Three on how we got here, featuring Fred Turner and Adam Curtis. 👀

Silicon Valley Thinks Politics Doesn’t Exist

We think, “Sure, big systems may come along, but individual rebels always triumph.” That’s part of our deep cultural narrative. “And it’ll happen here, too.” It’s a way in which that same cultural narrative gets taken up by engineers – and you’ve just given me a fabulous example of that happening on stage – where these folks imagine themselves as the archetypal American frontierspeople. The nature of the frontier is to be conquered is irrelevant; it’s the conquering that matters. The actual westward push of Europeans stomped all over native peoples. Now, you see people like the founder you just described, quite happily, marching across our brain space as though it was just the latest in open, organic American fields to be conquered. We’re the natives in this story and that’s terrifying.

The Antidote to Civilisational Collapse

“We live in a modern ghost story. We are haunted by our past behaviour played back to us through the machines in its comparison to millions of other people’s behaviour. We are guided and nudged and shaped by that. It’s benign in a way and it’s an alternative to the old kind of politics. But it locks us into a static world because it’s always looking to the past. It can never imagine something new. It can’t imagine a future that hasn’t already existed. And it’s led to a sense of atrophy and repetition. It’s “Groundhog Day”. And because it doesn’t allow mass politics to challenge power, it has allowed corruption to carry on without it really being challenged properly.”

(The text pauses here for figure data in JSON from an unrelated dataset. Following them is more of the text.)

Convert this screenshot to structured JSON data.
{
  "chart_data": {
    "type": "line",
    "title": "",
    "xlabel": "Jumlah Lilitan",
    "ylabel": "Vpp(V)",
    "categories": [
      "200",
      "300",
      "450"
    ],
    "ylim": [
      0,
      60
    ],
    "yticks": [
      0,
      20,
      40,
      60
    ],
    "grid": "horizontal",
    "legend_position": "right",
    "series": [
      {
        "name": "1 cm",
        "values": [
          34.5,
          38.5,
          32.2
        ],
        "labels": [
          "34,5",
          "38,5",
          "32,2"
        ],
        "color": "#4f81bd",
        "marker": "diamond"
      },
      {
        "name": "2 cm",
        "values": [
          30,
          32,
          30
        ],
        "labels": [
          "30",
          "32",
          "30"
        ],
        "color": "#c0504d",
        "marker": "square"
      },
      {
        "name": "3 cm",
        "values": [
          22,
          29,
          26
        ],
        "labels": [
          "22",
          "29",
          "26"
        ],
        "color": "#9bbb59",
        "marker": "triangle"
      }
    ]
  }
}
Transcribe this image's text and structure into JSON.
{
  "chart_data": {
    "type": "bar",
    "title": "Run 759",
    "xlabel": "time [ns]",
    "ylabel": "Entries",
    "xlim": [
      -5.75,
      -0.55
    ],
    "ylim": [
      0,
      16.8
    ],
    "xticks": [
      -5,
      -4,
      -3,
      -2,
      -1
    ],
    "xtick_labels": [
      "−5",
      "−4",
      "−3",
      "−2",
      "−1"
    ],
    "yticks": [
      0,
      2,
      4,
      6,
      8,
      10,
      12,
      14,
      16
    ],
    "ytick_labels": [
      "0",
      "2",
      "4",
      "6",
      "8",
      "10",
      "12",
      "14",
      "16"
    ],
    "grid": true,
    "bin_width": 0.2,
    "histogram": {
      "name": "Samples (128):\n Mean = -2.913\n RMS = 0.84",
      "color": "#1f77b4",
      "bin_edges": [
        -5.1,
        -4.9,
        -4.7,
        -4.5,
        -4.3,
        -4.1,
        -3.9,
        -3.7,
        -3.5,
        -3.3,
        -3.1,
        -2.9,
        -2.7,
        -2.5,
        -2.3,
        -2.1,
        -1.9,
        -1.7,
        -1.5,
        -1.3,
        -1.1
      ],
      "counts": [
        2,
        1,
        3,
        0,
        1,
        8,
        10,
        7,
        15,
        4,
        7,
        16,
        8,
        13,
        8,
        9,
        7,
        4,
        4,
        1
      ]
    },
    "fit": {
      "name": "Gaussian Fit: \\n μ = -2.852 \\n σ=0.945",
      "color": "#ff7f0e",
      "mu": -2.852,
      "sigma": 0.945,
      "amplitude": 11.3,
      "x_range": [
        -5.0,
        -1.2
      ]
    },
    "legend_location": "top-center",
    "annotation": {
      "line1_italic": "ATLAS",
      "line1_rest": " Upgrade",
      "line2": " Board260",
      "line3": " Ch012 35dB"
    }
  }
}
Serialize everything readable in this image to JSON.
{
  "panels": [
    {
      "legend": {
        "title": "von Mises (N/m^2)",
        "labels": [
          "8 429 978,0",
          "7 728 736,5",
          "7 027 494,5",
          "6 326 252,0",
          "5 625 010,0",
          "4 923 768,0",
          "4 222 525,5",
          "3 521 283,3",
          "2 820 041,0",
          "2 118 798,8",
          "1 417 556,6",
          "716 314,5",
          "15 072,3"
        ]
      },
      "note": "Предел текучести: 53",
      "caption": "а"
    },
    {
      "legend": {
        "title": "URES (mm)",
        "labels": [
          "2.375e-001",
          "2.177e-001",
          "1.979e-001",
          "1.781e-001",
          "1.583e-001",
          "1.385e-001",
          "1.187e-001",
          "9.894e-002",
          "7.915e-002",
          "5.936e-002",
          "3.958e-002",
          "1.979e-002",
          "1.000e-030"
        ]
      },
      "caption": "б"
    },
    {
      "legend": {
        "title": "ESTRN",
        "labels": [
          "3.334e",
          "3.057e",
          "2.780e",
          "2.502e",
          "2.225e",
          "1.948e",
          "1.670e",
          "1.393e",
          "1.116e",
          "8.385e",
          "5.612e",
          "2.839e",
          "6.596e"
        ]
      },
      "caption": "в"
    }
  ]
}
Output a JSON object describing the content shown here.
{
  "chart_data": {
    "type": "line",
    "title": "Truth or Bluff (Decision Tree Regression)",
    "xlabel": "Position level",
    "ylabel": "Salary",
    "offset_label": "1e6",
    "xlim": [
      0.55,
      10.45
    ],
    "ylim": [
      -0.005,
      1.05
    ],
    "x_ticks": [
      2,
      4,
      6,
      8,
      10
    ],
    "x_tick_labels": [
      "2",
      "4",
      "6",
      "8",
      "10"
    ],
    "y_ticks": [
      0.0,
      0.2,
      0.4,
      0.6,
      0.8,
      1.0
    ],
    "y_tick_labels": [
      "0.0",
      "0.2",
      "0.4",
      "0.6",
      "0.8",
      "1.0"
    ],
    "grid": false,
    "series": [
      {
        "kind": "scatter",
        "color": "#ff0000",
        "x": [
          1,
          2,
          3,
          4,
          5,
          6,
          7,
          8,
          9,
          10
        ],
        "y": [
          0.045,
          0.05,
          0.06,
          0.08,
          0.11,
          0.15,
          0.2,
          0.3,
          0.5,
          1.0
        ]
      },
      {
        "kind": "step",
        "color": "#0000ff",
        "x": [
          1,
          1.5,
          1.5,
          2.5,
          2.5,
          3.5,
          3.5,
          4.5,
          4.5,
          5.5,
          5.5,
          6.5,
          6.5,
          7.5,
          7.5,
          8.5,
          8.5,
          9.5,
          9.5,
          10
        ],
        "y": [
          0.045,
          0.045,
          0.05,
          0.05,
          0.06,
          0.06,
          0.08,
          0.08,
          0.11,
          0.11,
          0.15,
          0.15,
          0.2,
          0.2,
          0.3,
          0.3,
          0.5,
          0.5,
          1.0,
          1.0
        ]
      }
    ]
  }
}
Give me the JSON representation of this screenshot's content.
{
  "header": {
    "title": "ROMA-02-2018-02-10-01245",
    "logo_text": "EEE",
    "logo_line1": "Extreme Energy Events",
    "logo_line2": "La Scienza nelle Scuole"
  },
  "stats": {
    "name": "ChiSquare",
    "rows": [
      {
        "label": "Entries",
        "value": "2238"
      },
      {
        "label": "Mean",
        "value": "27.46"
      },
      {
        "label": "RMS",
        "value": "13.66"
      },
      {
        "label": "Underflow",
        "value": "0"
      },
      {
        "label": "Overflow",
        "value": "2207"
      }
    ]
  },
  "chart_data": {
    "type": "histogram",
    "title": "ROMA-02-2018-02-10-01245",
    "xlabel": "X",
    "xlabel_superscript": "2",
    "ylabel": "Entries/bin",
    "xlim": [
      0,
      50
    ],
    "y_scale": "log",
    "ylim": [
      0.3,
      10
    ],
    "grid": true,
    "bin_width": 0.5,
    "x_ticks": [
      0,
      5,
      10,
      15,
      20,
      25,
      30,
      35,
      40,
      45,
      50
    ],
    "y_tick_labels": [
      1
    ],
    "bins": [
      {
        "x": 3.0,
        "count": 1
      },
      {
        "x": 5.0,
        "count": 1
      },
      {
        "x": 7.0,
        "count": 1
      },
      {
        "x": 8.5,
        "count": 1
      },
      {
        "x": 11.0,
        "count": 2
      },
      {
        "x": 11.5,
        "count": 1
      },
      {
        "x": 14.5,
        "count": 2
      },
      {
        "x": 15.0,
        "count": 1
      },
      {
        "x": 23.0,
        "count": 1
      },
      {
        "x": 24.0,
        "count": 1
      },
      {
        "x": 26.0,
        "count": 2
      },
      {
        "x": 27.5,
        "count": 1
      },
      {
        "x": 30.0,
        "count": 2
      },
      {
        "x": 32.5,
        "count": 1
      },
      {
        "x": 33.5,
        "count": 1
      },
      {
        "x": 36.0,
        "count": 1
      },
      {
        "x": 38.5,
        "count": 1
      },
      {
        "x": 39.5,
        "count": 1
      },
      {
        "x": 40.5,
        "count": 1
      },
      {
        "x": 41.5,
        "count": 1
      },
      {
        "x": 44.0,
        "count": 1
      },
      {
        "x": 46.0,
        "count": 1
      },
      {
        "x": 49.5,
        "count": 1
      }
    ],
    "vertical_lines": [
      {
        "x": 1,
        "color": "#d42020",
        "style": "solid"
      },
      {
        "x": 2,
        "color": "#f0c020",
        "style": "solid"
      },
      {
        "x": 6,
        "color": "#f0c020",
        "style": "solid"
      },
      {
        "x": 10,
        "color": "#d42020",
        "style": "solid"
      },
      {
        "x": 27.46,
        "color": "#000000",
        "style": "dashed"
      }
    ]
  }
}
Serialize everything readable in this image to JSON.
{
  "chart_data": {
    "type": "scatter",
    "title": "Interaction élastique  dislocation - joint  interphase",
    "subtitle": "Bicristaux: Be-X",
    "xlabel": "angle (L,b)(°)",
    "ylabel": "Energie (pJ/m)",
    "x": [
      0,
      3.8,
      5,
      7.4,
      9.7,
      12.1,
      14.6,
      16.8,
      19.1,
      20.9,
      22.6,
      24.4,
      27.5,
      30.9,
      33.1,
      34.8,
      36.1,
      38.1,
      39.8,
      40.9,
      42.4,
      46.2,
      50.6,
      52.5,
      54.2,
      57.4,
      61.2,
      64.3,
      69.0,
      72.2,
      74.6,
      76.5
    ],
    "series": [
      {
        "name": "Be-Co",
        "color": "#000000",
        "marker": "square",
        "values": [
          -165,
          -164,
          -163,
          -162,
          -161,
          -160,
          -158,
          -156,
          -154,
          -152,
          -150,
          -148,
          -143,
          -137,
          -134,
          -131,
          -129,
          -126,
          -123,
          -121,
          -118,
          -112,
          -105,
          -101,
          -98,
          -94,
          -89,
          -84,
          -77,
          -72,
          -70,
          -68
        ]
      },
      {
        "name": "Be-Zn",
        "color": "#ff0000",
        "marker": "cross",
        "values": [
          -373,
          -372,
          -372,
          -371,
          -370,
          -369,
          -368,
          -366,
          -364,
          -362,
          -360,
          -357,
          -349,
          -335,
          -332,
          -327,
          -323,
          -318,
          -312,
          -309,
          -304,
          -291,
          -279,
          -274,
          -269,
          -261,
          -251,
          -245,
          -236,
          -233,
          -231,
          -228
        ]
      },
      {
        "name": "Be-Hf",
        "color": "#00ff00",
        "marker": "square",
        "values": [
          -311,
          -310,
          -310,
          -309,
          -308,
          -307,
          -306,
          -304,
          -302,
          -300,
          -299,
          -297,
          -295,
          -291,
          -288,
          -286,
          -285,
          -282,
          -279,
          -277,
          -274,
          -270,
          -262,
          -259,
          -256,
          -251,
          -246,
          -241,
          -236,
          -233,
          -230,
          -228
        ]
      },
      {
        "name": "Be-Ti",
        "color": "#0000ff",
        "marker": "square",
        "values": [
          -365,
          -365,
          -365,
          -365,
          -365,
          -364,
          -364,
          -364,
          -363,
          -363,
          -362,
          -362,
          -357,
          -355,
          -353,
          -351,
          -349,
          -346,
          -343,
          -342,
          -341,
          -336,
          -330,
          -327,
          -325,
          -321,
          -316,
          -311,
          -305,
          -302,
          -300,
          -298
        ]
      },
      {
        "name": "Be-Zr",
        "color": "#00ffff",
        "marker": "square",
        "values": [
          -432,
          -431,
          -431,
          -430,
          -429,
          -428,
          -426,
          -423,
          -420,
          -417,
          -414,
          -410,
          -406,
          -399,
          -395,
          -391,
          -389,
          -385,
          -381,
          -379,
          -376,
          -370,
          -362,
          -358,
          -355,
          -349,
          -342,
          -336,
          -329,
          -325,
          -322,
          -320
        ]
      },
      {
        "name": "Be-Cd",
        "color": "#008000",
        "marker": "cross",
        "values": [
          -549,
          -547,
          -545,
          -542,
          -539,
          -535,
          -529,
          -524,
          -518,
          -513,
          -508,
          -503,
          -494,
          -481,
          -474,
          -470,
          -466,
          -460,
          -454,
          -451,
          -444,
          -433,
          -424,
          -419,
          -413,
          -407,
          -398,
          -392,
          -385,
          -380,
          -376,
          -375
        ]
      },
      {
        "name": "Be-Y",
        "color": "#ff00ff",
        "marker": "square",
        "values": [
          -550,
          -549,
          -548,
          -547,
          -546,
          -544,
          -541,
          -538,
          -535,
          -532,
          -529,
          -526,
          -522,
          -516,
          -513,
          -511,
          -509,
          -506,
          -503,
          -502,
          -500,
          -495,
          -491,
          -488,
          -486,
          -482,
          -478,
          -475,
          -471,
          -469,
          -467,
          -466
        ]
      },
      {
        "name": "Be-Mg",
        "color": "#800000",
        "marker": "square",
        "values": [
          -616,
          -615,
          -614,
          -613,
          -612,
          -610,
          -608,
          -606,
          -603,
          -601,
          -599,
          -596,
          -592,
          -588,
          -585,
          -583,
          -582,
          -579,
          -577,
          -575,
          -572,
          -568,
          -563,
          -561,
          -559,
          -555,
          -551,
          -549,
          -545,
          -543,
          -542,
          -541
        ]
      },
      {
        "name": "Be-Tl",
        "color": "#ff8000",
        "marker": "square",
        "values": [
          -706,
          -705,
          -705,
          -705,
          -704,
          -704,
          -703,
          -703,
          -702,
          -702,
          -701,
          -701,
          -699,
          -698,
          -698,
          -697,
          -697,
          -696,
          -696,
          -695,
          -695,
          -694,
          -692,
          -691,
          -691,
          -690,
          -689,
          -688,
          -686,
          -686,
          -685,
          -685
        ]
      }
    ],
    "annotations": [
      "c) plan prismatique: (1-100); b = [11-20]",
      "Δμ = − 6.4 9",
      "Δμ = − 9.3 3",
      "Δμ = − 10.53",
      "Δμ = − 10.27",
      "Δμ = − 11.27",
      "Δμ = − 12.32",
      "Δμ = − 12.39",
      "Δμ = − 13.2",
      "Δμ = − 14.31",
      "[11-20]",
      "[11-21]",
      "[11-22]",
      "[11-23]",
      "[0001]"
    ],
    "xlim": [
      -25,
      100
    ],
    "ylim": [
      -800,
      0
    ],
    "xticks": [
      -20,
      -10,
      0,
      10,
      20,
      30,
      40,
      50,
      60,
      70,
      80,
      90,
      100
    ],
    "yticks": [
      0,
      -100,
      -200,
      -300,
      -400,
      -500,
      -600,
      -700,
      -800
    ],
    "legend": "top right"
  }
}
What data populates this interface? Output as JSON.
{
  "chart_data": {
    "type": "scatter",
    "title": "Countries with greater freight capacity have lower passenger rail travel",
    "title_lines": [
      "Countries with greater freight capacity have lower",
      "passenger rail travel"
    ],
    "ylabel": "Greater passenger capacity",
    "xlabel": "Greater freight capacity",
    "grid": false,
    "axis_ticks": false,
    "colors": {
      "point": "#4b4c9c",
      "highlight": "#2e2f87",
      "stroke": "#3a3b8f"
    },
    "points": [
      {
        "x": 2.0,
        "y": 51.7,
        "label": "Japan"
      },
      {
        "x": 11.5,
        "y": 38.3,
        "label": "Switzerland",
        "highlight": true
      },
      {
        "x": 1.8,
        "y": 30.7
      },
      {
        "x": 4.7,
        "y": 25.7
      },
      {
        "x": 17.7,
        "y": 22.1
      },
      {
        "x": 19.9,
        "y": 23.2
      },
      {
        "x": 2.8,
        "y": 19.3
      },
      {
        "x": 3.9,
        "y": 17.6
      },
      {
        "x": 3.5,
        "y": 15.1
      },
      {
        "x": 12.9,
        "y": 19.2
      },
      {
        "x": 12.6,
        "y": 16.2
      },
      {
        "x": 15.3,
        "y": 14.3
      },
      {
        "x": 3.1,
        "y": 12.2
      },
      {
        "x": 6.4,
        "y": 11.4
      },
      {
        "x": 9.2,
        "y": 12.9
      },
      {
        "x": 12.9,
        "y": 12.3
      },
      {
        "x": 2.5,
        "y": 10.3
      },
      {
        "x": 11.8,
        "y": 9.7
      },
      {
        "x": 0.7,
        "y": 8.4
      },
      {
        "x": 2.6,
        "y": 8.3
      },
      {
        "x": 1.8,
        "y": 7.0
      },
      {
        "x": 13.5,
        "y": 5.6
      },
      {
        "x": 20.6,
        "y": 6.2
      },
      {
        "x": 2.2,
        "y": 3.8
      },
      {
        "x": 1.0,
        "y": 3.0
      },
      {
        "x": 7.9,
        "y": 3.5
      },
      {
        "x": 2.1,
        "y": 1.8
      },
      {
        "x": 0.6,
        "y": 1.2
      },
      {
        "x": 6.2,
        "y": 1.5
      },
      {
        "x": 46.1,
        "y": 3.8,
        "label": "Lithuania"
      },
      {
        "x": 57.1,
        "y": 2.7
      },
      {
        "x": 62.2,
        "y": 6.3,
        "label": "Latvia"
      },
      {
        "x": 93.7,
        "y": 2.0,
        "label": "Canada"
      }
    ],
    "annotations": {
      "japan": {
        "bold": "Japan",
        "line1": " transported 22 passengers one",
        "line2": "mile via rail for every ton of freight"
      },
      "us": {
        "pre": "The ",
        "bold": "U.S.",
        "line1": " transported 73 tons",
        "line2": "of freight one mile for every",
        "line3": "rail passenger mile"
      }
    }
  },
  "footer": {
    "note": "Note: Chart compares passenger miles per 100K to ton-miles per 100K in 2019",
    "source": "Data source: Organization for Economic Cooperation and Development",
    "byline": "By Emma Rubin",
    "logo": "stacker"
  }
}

Utopias, Frontiers, and Brogrammers

“Engineering culture is about making the product. If you make the product work, that’s all you’ve got to do to fulfill the ethical warrant of your profession. The ethics of engineering are an ethics of: Does it work? If you make something that works, you’ve done the ethical thing. It’s up to other people to figure out the social mission for your object. It’s like the famous line from the Tom Lehrer song: “‘Once the rockets are up, who cares where they come down? That’s not my department,’ says Wernher von Braun.” So I think that engineers, at Facebook and other firms, have been a bit baffled when they’ve been told that the systems they’ve built—systems that are clearly working very well and whose effectiveness is measured by the profits they generate, so everything looks ethical and “good” in the Google sense—are corrupting the public sphere.”